Le bureau de X en France a été fouillé, Elon Musk a dit qu'il y avait un jeu politique

JAKARTA - L'unité de cybercriminalité du ministère public de Paris a perquisitionné le bureau de X en France. Cela a été fait parce que X est soupçonné d'avoir pris illégalement des données et d'être impliqué dans la possession de contenu pornographique d'enfants.

En plus de perquisitionner son bureau, le ministère public a également adressé une demande officielle à Elon Musk et Linda Yaccarino, l’ancienne PDG de X. Les deux sont prévus pour comparaître lors du procès qui aura lieu en avril.

Les deux hommes, Musk et Yaccarino, ont tous deux été invités à témoigner directement lors de la procédure. En réponse à la perquisition, Musk a posté sur X une critique du comportement des autorités.

Il a dit que le perquisition de son bureau faisait partie d'une attaque politique. Le parti X, par l'intermédiaire de son compte officiel des Affaires mondiales sur X, a également expliqué le problème de la perquisition. X a insisté sur le fait qu'il n'avait commis aucune faute.

« Les autorités judiciaires françaises ont perquisitionné aujourd'hui les bureaux de X à Paris dans le cadre d'une enquête criminelle politisée concernant des allégations de manipulation d'algorithmes et d'extraction frauduleuse de données. Nous sommes déçus par cette évolution, mais nous ne sommes pas surpris », a écrit X mercredi 4 février.

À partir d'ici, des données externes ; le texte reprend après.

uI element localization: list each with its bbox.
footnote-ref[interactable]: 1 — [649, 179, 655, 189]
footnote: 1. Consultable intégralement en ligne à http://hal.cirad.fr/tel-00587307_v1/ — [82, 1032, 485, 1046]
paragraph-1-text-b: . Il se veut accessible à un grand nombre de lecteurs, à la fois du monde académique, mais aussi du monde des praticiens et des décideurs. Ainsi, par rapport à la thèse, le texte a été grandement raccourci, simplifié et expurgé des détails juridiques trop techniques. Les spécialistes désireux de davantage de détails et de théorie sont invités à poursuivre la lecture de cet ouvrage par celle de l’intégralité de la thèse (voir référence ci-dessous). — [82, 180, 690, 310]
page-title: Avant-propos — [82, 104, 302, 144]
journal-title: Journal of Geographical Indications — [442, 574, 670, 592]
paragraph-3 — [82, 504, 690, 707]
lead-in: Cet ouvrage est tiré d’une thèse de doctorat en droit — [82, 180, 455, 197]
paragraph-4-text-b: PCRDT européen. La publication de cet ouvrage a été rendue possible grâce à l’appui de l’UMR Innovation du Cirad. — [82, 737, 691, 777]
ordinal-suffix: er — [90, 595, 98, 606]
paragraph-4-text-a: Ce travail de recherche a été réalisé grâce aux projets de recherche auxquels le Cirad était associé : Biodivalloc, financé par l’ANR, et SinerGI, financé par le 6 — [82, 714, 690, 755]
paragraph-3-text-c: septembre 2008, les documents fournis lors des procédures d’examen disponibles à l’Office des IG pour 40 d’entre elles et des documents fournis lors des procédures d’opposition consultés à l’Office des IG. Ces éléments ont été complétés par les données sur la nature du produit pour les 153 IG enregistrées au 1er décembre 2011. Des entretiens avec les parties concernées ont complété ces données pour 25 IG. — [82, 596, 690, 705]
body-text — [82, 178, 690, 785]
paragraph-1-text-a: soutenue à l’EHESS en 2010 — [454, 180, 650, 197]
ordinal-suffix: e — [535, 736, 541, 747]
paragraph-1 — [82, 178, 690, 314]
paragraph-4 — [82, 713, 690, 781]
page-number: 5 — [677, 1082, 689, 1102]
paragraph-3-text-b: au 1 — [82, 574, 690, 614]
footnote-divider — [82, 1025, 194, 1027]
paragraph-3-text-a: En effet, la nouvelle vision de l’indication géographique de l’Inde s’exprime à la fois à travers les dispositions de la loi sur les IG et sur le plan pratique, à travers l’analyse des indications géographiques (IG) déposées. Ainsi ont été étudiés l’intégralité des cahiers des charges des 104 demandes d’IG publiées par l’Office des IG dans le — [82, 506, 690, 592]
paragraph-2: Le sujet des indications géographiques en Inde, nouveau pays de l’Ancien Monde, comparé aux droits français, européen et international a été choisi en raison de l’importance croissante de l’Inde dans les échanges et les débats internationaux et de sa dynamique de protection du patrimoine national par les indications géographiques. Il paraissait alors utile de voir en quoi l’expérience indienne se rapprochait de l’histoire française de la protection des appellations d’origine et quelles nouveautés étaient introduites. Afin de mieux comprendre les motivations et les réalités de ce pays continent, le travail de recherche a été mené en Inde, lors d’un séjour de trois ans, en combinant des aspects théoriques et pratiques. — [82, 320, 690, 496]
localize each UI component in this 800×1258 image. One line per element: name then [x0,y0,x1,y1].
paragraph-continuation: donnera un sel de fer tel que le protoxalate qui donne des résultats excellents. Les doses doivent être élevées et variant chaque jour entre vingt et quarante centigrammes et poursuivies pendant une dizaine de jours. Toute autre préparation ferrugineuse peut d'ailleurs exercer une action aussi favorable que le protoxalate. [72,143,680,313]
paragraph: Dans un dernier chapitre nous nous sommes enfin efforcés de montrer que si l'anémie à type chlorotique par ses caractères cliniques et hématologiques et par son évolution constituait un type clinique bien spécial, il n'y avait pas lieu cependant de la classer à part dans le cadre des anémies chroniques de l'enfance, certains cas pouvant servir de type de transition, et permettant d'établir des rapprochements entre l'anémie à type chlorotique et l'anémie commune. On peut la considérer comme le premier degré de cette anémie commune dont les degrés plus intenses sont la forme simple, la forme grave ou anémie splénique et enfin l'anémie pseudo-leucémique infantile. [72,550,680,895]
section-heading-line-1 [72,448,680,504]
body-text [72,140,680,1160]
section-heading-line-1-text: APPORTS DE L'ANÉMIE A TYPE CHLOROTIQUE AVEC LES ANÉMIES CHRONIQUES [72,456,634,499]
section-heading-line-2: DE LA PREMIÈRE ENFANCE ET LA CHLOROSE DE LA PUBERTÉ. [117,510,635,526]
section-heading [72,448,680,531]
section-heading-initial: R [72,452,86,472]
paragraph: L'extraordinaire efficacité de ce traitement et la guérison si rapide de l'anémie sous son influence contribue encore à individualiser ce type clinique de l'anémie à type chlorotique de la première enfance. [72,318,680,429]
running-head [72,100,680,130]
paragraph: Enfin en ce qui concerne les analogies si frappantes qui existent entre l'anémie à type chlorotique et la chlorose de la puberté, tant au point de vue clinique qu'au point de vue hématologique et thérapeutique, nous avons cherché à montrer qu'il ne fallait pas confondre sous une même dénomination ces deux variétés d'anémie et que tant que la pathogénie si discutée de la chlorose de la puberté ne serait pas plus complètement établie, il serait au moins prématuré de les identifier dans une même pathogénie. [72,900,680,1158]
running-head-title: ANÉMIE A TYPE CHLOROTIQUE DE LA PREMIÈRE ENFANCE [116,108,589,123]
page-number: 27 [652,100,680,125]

X a déclaré que cette perquisition était une abuse de pouvoir visant à atteindre un but politique illégal. L'entreprise a également révélé que le parquet de Paris avait tenté de mettre sous pression la direction de X aux États-Unis.

« Le bureau du procureur a ignoré les mécanismes procéduraux qui ont été établis pour obtenir des preuves appropriées », a expliqué X. « Les accusations sous-jacentes à l’infiltration d’aujourd’hui sont sans fondement et X nie catégoriquement avoir commis une erreur ».

En attendant, Yaccarino, qui n’a plus travaillé pour l’entreprise, a défendu X en accusant les procureurs français de se venger politiquement contre des citoyens américains. Il a affirmé que les accusations étaient un mensonge sans fondement.

« C'est un exemple flagrant d'une autre campagne de procuration de l'UE pour mettre la pression sur Elon Musk et X », a déclaré Yaccarino. « Pour être plus précis : ils mentent. Bien que je ne sois plus à X, je soutiens la mission de X. Plus que jamais. »

Cette vaste enquête a en fait commençée en janvier 2025 avec un focus initial sur les algorithmes de récommandation de contenu sur la plateforme. Cependant, la couverture de l’enquてre a été été été été été été été été été été été été été été été été été été été été été été été été été été été été été été été été été été été été été été été été été été été été été été été été été été été été été été été été été été été été été été été été été été été été été été été été été été été été été été été été été été été été été été été été été été été été été été été été été été été été été été été été été été été été été été été été été été été été été été été été été été été été été été été été été été été été été été été été été été été été été été été été été été été été été été été été été été été été été été été été été été été été été été été été été été été été été été été été été été été été été été été été été été été été été été été été été été été été été été été été été été été été été été été été été été été été été été été été été été été été été été été été été été été été été été été été été été été été été été été été été été été

En ce moment, les procureurs français étudient si X a enfreint la loi en ce qui concerne la distribution d'images illégales et la collecte frauduleuse de données par un groupe organisé. Les résultats des perquisitions serviront de preuves pour la poursuite de la procédure judiciaire devant les tribunaux.